A administração do ex-prefeito de Madeiro, Pedro Filho , foi marcada por graves irregularidades na gestão das contas públicas, segundo parecer do procurador Leandro Maciel do Nascimento, do Ministério Público de Contas , divulgado neste mês de abril. O MPC apresentou parecer desfavorável referente às contas de 2024, após fiscalização técnica que identificou 12 achados não sanados, evidenciando problemas estruturais na arrecadação de tributos, gestão de recursos destinados à educação e transparência das contas municipais.
Entre as principais falhas identificadas está a ausência de arrecadação de tributos municipais, especialmente do IPTU (Imposto Predial e Territorial Urbano) e ITBI (Imposto sobre Transmissão de Bens Imóveis). O município arrecadava esses impostos em uma conta bancária única, sem o devido controle contábil para segregar as fontes de recursos. A divisão técnica do tribunal apontou que a municipalidade não possuía informações sobre quanto foi arrecadado em cada tributo, comprometendo a transparência exigida pela Lei de Responsabilidade Fiscal. Este cenário sugere possível "pouco esforço tributário da administração", conforme constatado no relatório fiscal.
Outro problema grave envolve a não contabilização de emenda parlamentar estadual no valor de R$ 120 mil, recebida em abril de 2024. Embora o município tenha recebido o recurso com tempo suficiente para registrá-lo nas contas, não havia documentação comprobatória do lançamento contábil da emenda no exercício de 2024. A defesa argumentou tratar-se de falha formal, mas a divisão técnica refutou a alegação, considerando que o gestor não apresentou prova de quando registrou posteriormente o recurso.
A ausência de arrecadação dos Serviços de Manejo de Resíduos Sólidos (SMRSU) configura outra irregularidade crítica. Desde julho de 2020, a legislação federal obriga todos os municípios a instituir cobrança pelos serviços de limpeza pública. O ex-prefeito Pedro Filho descumpriu essa determinação durante todo o exercício de 2024, apesar de mais de quatro anos de prazo.
O desequilíbrio financeiro entre receitas e despesas comprometeu a responsabilidade fiscal do município. Análise técnica revelou insuficiência financeira para cobrir as obrigações assumidas, com disponibilidade de caixa líquida negativa. O município realizou empenhos sem garantir cobertura financeira correspondente, ferindo princípios estabelecidos pela Lei de Responsabilidade Fiscal. A defesa argumentou tratar-se de falha exclusivamente operacional, mas o tribunal constatou descompasso injustificável entre despesa e receita.
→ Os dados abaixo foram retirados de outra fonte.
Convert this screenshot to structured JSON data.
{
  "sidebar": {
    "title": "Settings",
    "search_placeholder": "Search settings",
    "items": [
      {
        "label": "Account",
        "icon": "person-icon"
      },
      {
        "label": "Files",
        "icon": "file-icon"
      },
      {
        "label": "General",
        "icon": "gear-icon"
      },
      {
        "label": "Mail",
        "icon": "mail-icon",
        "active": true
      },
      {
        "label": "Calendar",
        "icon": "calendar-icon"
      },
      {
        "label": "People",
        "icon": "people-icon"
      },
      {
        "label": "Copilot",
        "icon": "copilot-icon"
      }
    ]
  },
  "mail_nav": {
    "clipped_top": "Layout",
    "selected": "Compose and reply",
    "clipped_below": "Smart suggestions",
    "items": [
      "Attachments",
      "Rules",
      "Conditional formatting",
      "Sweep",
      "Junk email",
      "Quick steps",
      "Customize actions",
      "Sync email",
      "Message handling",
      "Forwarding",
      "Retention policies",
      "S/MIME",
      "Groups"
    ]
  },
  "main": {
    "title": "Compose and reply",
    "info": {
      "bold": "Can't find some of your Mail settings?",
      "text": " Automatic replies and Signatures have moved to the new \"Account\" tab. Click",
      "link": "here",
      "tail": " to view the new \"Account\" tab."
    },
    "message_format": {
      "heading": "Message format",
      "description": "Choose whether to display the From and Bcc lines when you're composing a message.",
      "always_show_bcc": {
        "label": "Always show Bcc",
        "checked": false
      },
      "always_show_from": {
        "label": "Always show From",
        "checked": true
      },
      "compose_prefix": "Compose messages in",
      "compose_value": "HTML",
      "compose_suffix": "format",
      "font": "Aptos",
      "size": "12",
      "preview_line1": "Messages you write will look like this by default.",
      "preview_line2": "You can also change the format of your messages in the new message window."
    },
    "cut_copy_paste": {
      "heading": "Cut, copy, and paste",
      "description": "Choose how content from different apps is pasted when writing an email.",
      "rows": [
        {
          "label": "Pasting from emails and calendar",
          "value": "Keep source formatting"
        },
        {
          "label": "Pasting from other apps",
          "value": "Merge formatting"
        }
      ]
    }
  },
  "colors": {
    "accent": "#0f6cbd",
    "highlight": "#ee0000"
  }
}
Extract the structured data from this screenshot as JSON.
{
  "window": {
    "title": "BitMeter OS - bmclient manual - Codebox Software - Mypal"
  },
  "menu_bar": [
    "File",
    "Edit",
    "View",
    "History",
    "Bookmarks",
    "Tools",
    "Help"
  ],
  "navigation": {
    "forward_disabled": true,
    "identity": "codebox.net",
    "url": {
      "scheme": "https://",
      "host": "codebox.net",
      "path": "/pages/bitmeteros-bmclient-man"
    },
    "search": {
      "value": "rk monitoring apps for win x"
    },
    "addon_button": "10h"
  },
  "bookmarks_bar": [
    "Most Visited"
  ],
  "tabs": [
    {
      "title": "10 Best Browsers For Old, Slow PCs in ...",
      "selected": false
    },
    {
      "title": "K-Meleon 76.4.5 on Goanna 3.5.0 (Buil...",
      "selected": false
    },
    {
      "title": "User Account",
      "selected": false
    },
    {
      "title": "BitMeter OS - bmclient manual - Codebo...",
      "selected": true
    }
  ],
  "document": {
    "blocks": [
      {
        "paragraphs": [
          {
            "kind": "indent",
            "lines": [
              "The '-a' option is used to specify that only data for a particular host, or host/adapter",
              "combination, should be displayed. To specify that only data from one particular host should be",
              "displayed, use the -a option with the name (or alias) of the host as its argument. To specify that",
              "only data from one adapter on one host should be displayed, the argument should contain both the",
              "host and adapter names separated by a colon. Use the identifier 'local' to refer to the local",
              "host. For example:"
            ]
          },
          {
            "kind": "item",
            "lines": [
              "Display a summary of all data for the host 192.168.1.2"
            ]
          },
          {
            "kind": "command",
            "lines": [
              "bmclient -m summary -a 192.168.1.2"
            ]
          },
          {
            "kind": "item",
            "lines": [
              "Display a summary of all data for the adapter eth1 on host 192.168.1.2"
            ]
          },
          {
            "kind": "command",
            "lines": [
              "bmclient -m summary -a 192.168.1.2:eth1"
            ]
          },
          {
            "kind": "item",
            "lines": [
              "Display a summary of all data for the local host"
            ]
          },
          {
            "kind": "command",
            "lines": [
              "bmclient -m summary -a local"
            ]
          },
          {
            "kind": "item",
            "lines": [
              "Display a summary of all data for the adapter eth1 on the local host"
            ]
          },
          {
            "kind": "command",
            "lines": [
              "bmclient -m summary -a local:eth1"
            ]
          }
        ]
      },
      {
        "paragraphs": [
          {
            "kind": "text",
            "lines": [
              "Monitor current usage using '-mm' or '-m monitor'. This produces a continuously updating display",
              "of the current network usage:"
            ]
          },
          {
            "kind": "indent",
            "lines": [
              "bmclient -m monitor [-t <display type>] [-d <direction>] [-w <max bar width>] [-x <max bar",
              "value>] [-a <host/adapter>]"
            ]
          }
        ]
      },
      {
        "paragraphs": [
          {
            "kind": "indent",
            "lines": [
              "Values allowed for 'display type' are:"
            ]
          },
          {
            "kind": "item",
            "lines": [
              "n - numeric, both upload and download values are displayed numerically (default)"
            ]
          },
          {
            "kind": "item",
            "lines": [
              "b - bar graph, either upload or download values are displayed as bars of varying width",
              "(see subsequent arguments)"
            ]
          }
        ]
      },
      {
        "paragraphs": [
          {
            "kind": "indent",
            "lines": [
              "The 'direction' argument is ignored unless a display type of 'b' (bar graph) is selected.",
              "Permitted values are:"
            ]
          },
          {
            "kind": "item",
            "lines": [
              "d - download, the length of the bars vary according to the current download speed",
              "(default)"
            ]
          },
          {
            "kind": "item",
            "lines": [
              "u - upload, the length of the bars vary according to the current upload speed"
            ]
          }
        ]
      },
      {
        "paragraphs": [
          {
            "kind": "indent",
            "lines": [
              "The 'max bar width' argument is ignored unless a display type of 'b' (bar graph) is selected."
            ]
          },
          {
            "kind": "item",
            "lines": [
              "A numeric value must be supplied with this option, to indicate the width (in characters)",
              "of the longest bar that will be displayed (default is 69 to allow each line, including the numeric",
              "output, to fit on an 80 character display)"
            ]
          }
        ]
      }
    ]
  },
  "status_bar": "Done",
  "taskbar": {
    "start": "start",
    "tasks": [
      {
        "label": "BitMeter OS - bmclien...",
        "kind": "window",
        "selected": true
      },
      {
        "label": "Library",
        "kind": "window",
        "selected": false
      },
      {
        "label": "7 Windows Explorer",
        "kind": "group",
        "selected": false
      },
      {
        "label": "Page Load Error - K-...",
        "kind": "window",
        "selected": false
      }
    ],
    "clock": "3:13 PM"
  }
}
Na educação, as falhas multiplicaram-se. O gasto com manutenção e desenvolvimento do ensino (MDE) atingiu apenas 21,19%, abaixo do mínimo constitucional de 25%. Além disso, o investimento em remuneração dos profissionais da educação básica alcançou 66,16%, descumprindo o mínimo obrigatório de 70%. O município deixou de aplicar R$ 4,7 milhões em recursos do FUNDEB no exercício, atingindo 18,49% de não-aplicação quando o limite legal é de apenas 10%. Por fim, apenas 0,46% da complementação da União ao FUNDEB (VAAT) foi investido em despesas de capital, quando a lei exige no mínimo 15%.
Erros administrativos também marcaram a prestação de contas. O município descumpriu o percentual constitucional de repasse ao Poder Legislativo, repassando 7,04% quando o limite é de 7%. Embora tenha alegado devolução posterior do excesso, a documentação não foi comprovada adequadamente nos extratos bancários. Adicionalmente, não foram enviadas peças obrigatórias da prestação de contas e o Relatório de Gestão Consolidado (RGC) foi rejeitado sem posterior envio correto. A dívida junto à empresa Equatorial, no valor de R$ 241.166,06, também não foi contabilizada no balanço patrimonial, comprometendo a fidedignidade das demonstrações contábeis.
Diante de todas essas irregularidades, o Ministério Público de Contas emitiu parecer prévio de reprovação das contas de governo de Pedro Filho à frente da Prefeitura Municipal de Madeiro. O parecer aguarda apreciação final do TCE-PI para definição do posicionamento oficial sobre as contas municipais de 2024.
Outro lado
Procurado pelo GP1 , o ex-prefeito Pedro Filho afirmou que a documentação será analisada pelo Tribunal de Contas. "Na verdade, onde há fatos, não há argumentos. Nos últimos meses de gestão, de alguma forma, tivemos grandes bloqueios, principalmente na educação e na merenda escolar, mas toda essa documentação será julgada pelo Tribunal de Contas. Essas falas não condizem com a verdade", disse.